The heterogeneity and dynamic of water flow and solute transport processes were investigated in the upper 6 m of a surficial, glacial till in southern Saskatchewan, Canada. Continuous core samples from three vertical sites located over a maximum spatial distance of 65 m were collected and analyzed for particle size distribution, porosity, and water content. High-resolution (0.2 m) profiles of δ18O and δ2H in pore waters were also measured for the three sites on a seasonal basis. Depth profiles of all measured parameters indicate highly heterogeneous structures in the upper 6 m. In two coreholes, depleted water isotopes measured at different depths below ground (0.7 and 3 m) were in the range of winter precipitation values, suggesting preferential flow of meltwater in spring accompanied by a rising water table. A one-dimensional equilibrium flow and transport model failed to simulate the isotope-depth distributions with depleted winter values, and could not reproduce the measured values even when accounting for vertical, preferential flow.

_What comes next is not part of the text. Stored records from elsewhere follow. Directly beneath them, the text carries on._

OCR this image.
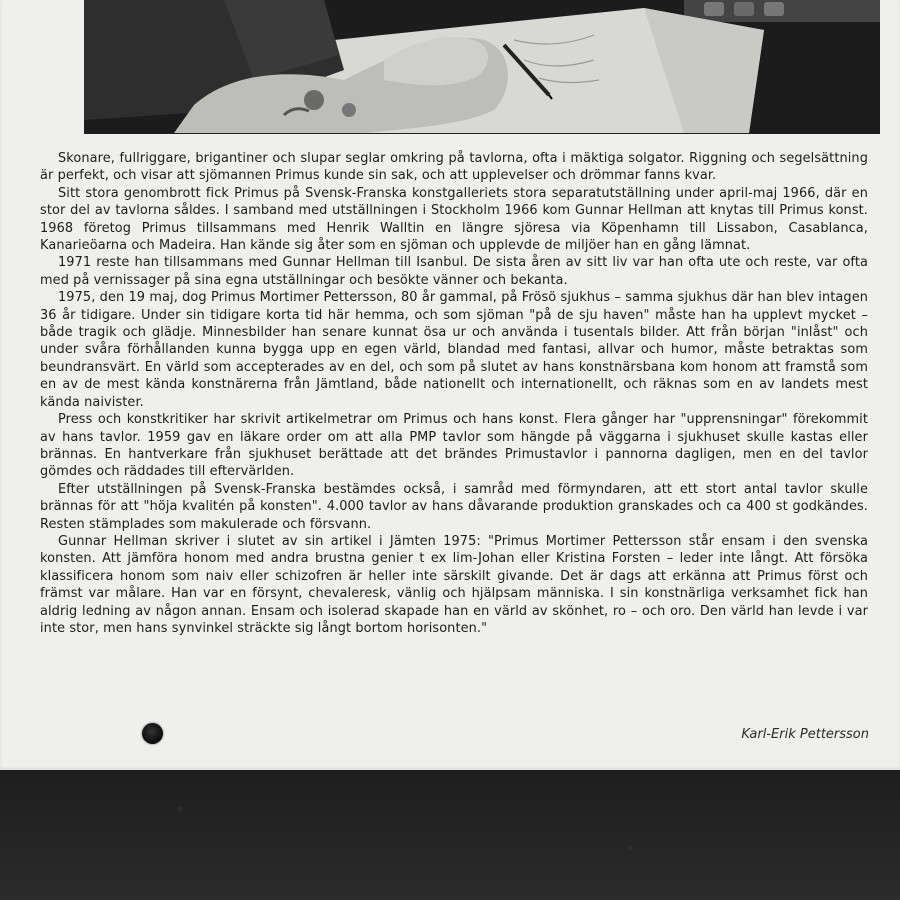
Skonare, fullriggare, brigantiner och slupar seglar omkring på tavlorna, ofta i mäktiga solgator. Riggning och segelsättning är perfekt, och visar att sjömannen Primus kunde sin sak, och att upplevelser och drömmar fanns kvar.

Sitt stora genombrott fick Primus på Svensk-Franska konstgalleriets stora separatutställning under april-maj 1966, där en stor del av tavlorna såldes. I samband med utställningen i Stockholm 1966 kom Gunnar Hellman att knytas till Primus konst. 1968 företog Primus tillsammans med Henrik Walltin en längre sjöresa via Köpenhamn till Lissabon, Casablanca, Kanarieöarna och Madeira. Han kände sig åter som en sjöman och upplevde de miljöer han en gång lämnat.

1971 reste han tillsammans med Gunnar Hellman till Isanbul. De sista åren av sitt liv var han ofta ute och reste, var ofta med på vernissager på sina egna utställningar och besökte vänner och bekanta.

1975, den 19 maj, dog Primus Mortimer Pettersson, 80 år gammal, på Frösö sjukhus – samma sjukhus där han blev intagen 36 år tidigare. Under sin tidigare korta tid här hemma, och som sjöman "på de sju haven" måste han ha upplevt mycket – både tragik och glädje. Minnesbilder han senare kunnat ösa ur och använda i tusentals bilder. Att från början "inlåst" och under svåra förhållanden kunna bygga upp en egen värld, blandad med fantasi, allvar och humor, måste betraktas som beundransvärt. En värld som accepterades av en del, och som på slutet av hans konstnärsbana kom honom att framstå som en av de mest kända konstnärerna från Jämtland, både nationellt och internationellt, och räknas som en av landets mest kända naivister.

Press och konstkritiker har skrivit artikelmetrar om Primus och hans konst. Flera gånger har "upprensningar" förekommit av hans tavlor. 1959 gav en läkare order om att alla PMP tavlor som hängde på väggarna i sjukhuset skulle kastas eller brännas. En hantverkare från sjukhuset berättade att det brändes Primustavlor i pannorna dagligen, men en del tavlor gömdes och räddades till eftervärlden.

Efter utställningen på Svensk-Franska bestämdes också, i samråd med förmyndaren, att ett stort antal tavlor skulle brännas för att "höja kvalitén på konsten". 4.000 tavlor av hans dåvarande produktion granskades och ca 400 st godkändes. Resten stämplades som makulerade och försvann.

Gunnar Hellman skriver i slutet av sin artikel i Jämten 1975: "Primus Mortimer Pettersson står ensam i den svenska konsten. Att jämföra honom med andra brustna genier t ex lim-Johan eller Kristina Forsten – leder inte långt. Att försöka klassificera honom som naiv eller schizofren är heller inte särskilt givande. Det är dags att erkänna att Primus först och främst var målare. Han var en försynt, chevaleresk, vänlig och hjälpsam människa. I sin konstnärliga verksamhet fick han aldrig ledning av någon annan. Ensam och isolerad skapade han en värld av skönhet, ro – och oro. Den värld han levde i var inte stor, men hans synvinkel sträckte sig långt bortom horisonten."

Karl-Erik Pettersson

A conceptual model was created, based on the consistency of all measured data and assuming preferential lateral flow as the controlling flow and transport mechanism after snowmelt. In the model, water from surface runoff (after snowmelt) drains into an ephemeral depression that crosses the study site. As this water infiltrates, it forms a water table mound that slowly propagates away from the depression. As the water table propagates outwards, dynamic vertical flow processes result in net upward and downward fluxes.